Following the 2022 season on October 6, the Orioles added Bemboom to the 40-man roster to prevent him from reaching minor–league free agency. However, on November 4, Bemboom was removed from the roster and sent outright to Triple–A Norfolk.

On March 30, 2023, Bemboom had his contract selected after making the Opening Day roster. James McCann had suffered an injury and a backup catcher was needed, necessitating his promotion. After going 0–for–2 in just 2 games, he was designated for assignment on April 13. He cleared waivers and was sent outright to Triple–A Norfolk the same day. On June 20, Bemboom was selected back to the major league roster to replace José Godoy as the backup to Adley Rutschman. He went 2–for–9 in 4 more games, and was again designated for assignment on July 5, following the promotion of Colton Cowser.
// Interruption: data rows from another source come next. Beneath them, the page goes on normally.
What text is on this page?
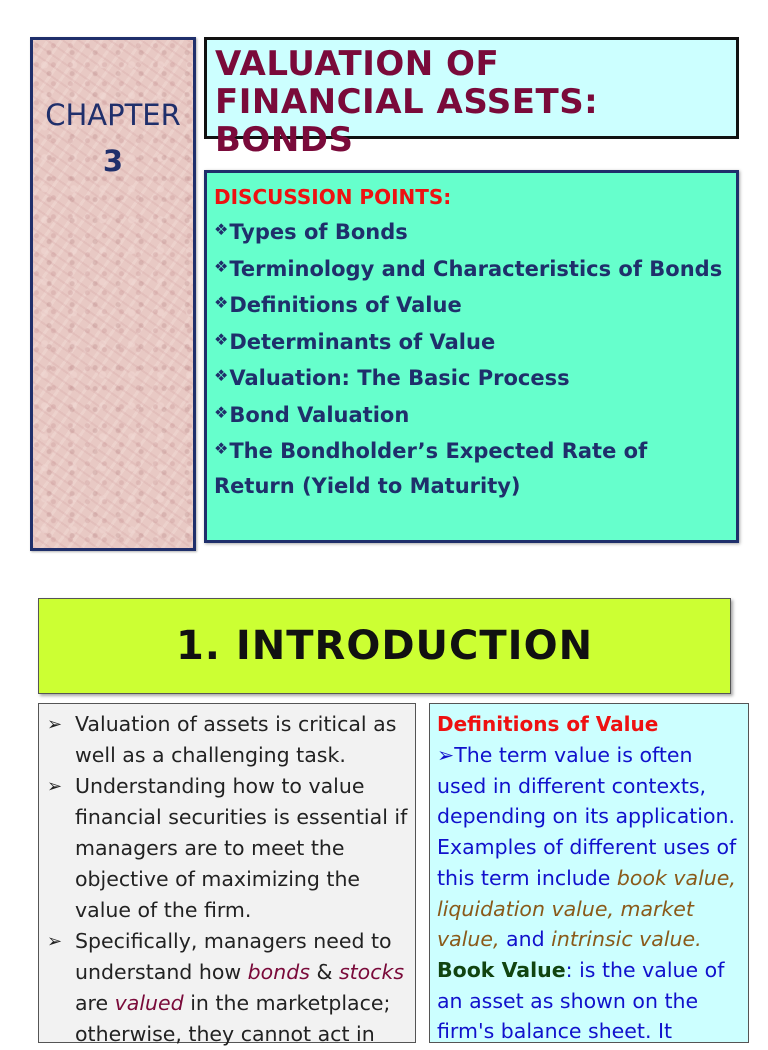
CHAPTER
3
VALUATION OF
FINANCIAL ASSETS:
BONDS
DISCUSSION POINTS:
❖Types of Bonds
❖Terminology and Characteristics of Bonds
❖Definitions of Value
❖Determinants of Value
❖Valuation: The Basic Process
❖Bond Valuation
❖The Bondholder’s Expected Rate of Return (Yield to Maturity)
1. INTRODUCTION
➢ Valuation of assets is critical as well as a challenging task.
➢ Understanding how to value financial securities is essential if managers are to meet the objective of maximizing the value of the firm.
➢ Specifically, managers need to understand how bonds & stocks are valued in the marketplace; otherwise, they cannot act in
Definitions of Value
➢The term value is often used in different contexts, depending on its application. Examples of different uses of this term include book value, liquidation value, market value, and intrinsic value.
Book Value: is the value of an asset as shown on the firm's balance sheet. It
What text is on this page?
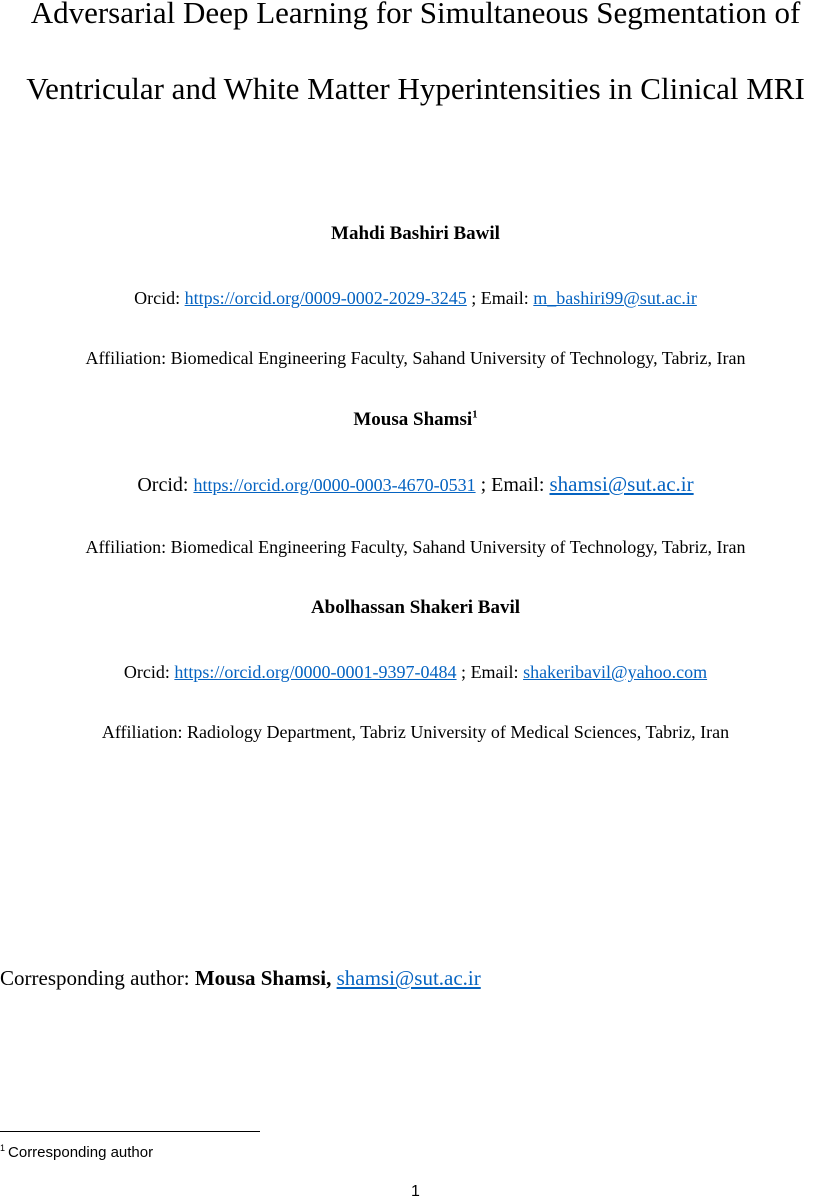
Adversarial Deep Learning for Simultaneous Segmentation of
Ventricular and White Matter Hyperintensities in Clinical MRI
Mahdi Bashiri Bawil
Orcid: https://orcid.org/0009-0002-2029-3245 ; Email: m_bashiri99@sut.ac.ir
Affiliation: Biomedical Engineering Faculty, Sahand University of Technology, Tabriz, Iran
Mousa Shamsi$^1$
Orcid: https://orcid.org/0000-0003-4670-0531 ; Email: shamsi@sut.ac.ir
Affiliation: Biomedical Engineering Faculty, Sahand University of Technology, Tabriz, Iran
Abolhassan Shakeri Bavil
Orcid: https://orcid.org/0000-0001-9397-0484 ; Email: shakeribavil@yahoo.com
Affiliation: Radiology Department, Tabriz University of Medical Sciences, Tabriz, Iran
Corresponding author: Mousa Shamsi, shamsi@sut.ac.ir
$^1$ Corresponding author
1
He again cleared waivers and was sent outright to Norfolk on July 12. On October 13, Bemboom elected free agency.

===Detroit Tigers===
On December 8, 2023, Bemboom signed a minor league contract with the Detroit Tigers. He made 58 appearances for the Triple-A Toledo Mud Hens in 2024, hitting .227/.345/.341 with two home runs and 26 RBI. Bemboom elected free agency following the season on November 4, 2024.